We all have seen Web Sites which are very conscious about security of their user’s account and they force users to change passwords frequently in every few days (interval can be from 15 days to 45 days).
Questions here is that how much this approach is correct and how much security increases by implementing this kind of strict security policy. Other side of the same question is that how much those Web Sites are insecure which never ask users to change their password.
After investigating this issue and discussing it with a number of users, we found very surprising facts. The information we got was very much opposite of what these sites are trying to achieve.
For our observation purpose we used three different accounts – RBS India Bank Account, ICICI India Bank Account and Indiabulls Securities Demat account.
Out of these 3 accounts, RBS Bank and Indiabulls requires you to change password in every few weeks, highest frequency is of Indiabulls Securities which expires your login and trading password in every 14 days.
On the other hand ICICI Bank of India never asks you to change your password.
We found that changing passwords very frequently was not just very cumbersome it also exposed many serious security issues –
1) Frequent Password changes cause waste of time. Many people complained that there were instances when they needed to transfer funds quickly and the Web Site forced them to change their Login Password, Transaction Password and then asked them to re-login using their new Passwords.
2) Changing Passwords very often made users to start using weak password patterns. Users can not spend time every week in thinking about a very strong login password. It makes passwords easy to guess and easy to crack.
3) Most serious issue we found is that after few changes, users start to note down the Password. After changing Password for 10 times, it becomes very difficult for any users to remember what password was set last time. Therefore chances of users noting down password at some other vulnerable places increases significantly.
4) Frequent password changes make it impossible for users to memorize the password after some time. So users who do not note-down their password, forget their password very frequently. It results that they frequently need to call Customer Care and ask them to reissue or reset the password. This problem can easily bar any user from using Online facilities of their bank.

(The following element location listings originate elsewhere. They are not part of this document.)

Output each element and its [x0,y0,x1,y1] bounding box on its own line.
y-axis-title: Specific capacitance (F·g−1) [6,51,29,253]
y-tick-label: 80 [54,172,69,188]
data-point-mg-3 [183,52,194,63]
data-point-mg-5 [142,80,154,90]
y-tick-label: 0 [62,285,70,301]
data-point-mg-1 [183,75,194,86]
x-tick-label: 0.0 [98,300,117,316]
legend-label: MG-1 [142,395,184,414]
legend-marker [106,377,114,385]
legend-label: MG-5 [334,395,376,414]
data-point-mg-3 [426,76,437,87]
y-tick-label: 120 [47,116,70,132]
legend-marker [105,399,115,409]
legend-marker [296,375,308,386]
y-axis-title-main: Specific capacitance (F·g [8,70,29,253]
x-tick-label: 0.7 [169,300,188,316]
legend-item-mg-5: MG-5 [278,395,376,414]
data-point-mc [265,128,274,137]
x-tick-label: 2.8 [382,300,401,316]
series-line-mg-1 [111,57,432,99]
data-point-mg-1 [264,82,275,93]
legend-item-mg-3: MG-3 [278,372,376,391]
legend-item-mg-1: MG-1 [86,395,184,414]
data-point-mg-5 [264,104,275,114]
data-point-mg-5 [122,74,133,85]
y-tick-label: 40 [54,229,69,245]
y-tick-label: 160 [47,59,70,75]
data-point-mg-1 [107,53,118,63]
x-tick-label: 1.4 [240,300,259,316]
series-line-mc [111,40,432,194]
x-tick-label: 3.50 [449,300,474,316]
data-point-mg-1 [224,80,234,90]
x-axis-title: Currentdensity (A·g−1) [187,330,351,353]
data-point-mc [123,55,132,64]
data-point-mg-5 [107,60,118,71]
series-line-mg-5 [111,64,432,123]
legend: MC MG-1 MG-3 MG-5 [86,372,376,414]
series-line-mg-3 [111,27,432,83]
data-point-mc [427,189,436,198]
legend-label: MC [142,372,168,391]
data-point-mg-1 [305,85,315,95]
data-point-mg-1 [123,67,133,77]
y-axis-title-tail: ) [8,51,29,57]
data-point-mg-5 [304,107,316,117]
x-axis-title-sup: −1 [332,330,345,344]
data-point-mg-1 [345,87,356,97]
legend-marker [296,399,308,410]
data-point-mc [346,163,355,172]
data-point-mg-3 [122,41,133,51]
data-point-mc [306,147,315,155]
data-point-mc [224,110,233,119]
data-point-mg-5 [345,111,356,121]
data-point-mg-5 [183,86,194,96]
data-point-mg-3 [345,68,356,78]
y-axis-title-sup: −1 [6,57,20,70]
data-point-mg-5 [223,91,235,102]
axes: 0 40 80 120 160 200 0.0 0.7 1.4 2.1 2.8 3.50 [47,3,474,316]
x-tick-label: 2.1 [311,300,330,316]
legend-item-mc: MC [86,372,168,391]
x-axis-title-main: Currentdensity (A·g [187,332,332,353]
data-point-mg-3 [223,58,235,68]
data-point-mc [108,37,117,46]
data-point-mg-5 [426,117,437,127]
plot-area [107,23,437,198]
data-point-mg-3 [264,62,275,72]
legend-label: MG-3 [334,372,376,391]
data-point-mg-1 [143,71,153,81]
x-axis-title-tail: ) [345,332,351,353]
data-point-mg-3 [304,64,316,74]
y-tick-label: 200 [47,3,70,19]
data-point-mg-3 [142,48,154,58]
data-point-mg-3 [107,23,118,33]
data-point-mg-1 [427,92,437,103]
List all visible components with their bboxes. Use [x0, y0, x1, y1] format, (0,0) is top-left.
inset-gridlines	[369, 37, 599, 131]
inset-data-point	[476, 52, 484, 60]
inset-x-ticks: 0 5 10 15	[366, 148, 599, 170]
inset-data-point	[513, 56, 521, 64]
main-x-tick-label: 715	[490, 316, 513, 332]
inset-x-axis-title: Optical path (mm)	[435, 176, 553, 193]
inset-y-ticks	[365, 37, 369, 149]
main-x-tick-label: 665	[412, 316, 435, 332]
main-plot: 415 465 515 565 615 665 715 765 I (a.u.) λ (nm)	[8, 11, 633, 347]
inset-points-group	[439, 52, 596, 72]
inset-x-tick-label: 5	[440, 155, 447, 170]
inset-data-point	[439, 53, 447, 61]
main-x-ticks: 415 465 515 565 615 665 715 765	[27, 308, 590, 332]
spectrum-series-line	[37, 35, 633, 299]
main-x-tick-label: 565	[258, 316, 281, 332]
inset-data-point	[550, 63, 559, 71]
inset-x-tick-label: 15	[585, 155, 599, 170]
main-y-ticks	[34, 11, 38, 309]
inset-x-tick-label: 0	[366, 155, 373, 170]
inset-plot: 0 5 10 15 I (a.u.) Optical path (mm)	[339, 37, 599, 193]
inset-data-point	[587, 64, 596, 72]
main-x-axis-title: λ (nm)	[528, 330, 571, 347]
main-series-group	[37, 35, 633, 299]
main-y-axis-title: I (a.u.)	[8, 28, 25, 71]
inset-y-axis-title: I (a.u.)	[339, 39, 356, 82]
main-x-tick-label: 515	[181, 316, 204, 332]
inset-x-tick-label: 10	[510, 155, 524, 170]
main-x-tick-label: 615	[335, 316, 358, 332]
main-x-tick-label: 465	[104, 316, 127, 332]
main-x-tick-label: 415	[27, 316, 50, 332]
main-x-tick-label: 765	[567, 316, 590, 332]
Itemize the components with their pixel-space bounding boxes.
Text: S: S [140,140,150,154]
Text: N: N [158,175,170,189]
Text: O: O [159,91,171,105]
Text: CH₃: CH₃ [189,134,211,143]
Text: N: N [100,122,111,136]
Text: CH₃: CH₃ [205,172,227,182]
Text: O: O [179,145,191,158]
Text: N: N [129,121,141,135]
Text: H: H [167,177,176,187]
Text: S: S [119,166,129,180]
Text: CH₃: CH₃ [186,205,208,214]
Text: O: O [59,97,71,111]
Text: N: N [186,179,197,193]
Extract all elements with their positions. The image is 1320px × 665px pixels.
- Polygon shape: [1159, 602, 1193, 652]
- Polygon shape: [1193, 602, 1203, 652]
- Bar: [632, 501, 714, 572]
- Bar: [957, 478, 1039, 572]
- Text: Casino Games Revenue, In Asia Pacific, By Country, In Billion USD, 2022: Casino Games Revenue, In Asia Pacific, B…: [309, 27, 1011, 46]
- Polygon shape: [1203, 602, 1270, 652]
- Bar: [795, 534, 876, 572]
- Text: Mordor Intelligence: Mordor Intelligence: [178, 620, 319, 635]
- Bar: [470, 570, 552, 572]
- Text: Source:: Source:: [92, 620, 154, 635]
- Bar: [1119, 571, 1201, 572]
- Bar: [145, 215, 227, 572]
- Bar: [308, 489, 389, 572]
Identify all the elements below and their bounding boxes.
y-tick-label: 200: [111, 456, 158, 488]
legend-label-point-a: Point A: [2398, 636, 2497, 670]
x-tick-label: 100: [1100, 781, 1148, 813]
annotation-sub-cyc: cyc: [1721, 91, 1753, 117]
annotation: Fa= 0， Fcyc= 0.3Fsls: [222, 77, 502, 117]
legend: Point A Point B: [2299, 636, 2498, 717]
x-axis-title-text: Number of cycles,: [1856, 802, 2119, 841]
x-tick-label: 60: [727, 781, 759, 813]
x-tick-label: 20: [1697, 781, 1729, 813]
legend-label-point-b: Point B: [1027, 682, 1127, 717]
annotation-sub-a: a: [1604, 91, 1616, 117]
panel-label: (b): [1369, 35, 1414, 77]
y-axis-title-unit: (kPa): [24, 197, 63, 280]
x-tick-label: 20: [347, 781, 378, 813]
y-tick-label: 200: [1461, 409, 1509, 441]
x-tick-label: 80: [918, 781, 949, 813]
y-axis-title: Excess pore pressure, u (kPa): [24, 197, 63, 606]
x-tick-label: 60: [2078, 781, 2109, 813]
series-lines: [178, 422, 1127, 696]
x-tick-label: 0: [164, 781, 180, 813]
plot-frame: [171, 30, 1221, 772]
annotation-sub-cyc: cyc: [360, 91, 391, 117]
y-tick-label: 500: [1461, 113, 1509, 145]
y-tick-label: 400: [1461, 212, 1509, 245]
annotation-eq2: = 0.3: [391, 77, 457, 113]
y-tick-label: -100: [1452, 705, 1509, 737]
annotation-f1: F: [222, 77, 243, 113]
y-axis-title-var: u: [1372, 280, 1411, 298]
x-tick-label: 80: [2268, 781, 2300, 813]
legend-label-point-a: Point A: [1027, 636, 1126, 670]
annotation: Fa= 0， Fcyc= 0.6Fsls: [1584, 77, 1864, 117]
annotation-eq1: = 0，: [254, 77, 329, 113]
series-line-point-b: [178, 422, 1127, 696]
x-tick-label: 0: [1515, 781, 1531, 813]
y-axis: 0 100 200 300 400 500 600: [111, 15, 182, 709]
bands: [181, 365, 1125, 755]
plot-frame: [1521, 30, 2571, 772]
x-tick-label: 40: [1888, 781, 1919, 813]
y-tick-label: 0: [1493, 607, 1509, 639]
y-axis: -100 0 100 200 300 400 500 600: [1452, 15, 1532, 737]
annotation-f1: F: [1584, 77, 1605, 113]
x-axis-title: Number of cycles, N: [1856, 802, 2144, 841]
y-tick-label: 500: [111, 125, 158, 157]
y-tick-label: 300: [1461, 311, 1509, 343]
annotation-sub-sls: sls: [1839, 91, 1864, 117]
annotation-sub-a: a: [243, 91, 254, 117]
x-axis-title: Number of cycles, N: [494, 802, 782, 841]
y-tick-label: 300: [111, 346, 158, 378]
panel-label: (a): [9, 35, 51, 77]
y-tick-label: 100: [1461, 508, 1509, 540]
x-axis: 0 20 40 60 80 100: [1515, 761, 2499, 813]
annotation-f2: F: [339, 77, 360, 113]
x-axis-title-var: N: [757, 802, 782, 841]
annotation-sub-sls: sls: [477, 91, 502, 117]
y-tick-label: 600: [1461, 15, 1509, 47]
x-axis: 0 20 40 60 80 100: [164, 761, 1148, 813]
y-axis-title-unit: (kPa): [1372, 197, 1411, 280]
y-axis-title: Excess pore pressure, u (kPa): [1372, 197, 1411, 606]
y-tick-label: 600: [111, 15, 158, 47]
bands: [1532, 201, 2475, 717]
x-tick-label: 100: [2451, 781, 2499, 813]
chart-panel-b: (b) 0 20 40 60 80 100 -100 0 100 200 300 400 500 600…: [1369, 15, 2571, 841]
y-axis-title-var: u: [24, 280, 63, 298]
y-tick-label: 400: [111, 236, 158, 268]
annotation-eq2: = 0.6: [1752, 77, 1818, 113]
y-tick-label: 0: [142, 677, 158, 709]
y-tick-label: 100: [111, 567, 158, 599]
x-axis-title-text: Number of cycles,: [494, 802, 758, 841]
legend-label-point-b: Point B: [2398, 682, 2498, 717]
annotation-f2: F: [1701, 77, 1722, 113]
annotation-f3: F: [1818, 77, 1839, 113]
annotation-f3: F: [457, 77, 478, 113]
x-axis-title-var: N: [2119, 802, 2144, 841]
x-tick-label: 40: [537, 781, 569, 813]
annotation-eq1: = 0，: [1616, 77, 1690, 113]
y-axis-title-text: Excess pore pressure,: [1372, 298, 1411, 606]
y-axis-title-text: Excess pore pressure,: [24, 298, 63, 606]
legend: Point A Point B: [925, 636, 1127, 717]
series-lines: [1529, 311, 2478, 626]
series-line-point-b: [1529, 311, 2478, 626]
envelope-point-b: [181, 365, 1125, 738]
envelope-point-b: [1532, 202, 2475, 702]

If any site is forcing users to change password in every 15 days, users are left with only two options. Either they will start to note down the password or they will start to forget it frequently and will need it to be reset by the Web Site. The third option here is that user will get so frustrated that they will stop using services of that site.
On the other hand when we tried to see how ICICI Bank account is trying to achieve security of their Online Accounts without forcing users to change their passwords –
1) Most of the users felt that ICICI Bank Web Site made them feel very secure even if they do not change their passwords frequently. Because of use of industry level security mechanisms on Web Site like SSL and Virtual Keyboard.
2) Addition layer of security is implemented by ICICI Bank while logging in by use of OTP (One Time Password). Which is sent to the users registered mobile number through SMS. User needs to enter that OTP before they could access their account.
3) All money transfers on ICICI Bank web site requires more than just a login Password and a transaction password. They ask for six digits of numbers printed on the back side of their Bank Debit card. This ensures that the person who is doing online Transaction has physical access to Bank Debit Card also.
Therefore as we can see, implementing additional security does not always requires to force users to do something which may cause more trouble than benefit. Always a better alternative approach can be found which will achieve the same and will increase the confidence of user on Web Site.